Крупная, могучая, как его талант, фигура артиста. Голос его немыслимый, полный богатейших оттенков, красивый, именно красивый. Движения, передававшие мучительную жизнь завистливо бьющегося сердца. Как это было можно так сыграть? Не понимаю. Никогда не был артистом, знал, что мне это не дано, — но тут я испытал зависть.

Артист Борис Чирков, молодой исполнитель роли Максима в революционной трилогии «Юность Максима», «Возвращение Максима» и «Выборгская сторона», написал статью «Пять минут театра».

Это было давным-давно, до войны еще. Но статья запомнилась.

Она была написана художнически и по-художнически взволнованно.

Я позавидовал этой статье. И ее названию. Но эту статью можно было бы назвать «Пять минут зависти».

А может, и — «Пять минут счастья»…

Художник обязан быть взволнованным, если он видит настоящее — в искусстве, в жизни.

Если он — художник.

Душа художника обязана отдаваться своему впечатлению, купаться в нем, и если это впечатление от прекрасного — прочь все остальное…

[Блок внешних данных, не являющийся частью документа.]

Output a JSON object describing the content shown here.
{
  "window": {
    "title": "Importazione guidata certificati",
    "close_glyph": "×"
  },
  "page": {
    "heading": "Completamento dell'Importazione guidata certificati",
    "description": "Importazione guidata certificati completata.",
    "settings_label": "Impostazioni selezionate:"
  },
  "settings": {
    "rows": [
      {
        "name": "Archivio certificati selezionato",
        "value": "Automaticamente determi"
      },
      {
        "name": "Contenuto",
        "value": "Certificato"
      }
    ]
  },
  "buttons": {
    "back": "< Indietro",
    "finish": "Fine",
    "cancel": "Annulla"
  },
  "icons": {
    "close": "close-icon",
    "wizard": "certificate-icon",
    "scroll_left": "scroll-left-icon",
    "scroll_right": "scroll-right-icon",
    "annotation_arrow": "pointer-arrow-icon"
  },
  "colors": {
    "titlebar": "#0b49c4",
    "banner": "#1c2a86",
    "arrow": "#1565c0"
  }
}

Чирковское впечатление было прекрасным от прекрасного, и он отдал ему свою душу.

«Пять минут театра» — об одной сцене в спектакле «Эрик XIV», привезенном МХАТ Вторым в Ленинград, на гастроли.

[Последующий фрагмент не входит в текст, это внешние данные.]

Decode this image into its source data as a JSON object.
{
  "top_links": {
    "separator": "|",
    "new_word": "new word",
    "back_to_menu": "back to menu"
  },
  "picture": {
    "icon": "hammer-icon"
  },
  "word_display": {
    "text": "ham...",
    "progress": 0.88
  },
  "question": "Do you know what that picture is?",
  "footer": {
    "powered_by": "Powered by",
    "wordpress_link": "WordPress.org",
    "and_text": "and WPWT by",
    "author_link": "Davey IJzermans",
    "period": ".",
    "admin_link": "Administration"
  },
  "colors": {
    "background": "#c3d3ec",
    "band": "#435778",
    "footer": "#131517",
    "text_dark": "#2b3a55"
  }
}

Сцену из пьесы Августа Стриндберга сыграл Михаил Чехов. Выход Эрика, о котором сам Чехов говорил: этот выход должен быть подобен выстрелу.

Мальчиком я тоже видел Михаила Чехова — в пьесе Г. Бергера «Потоп».

Жалким, нервным, ничтожным биржевым маклером, разорившимся дельцом, неудачливым, раздраженным на весь мир человечком. Загнала его невзначай в маленький американский бар жуткая жара.

Ливень, превратившийся в наводнение, наводнение, погасившее свет, выключившее телефон, отрезавшее бар от всего мира, бар, в котором беда случайно свела самых разных людей, в том числе — наглого адвоката, самоуверенного хозяина бара, артистку кабаре…

И — маклера Фрэзера, которого играл Чехов.

Свела — перед лицом смерти.

И тут происходит преображение.

Именно маклер Фрэзер, фигурка почти трагикомическая, становится центром человеческого и нравственного притяжения, потому что Фрэзеру приходит в голову идея, властно завладевшая его душой в эти предсмертные мгновения: убедить всех окружающих его людей попробовать стать людьми.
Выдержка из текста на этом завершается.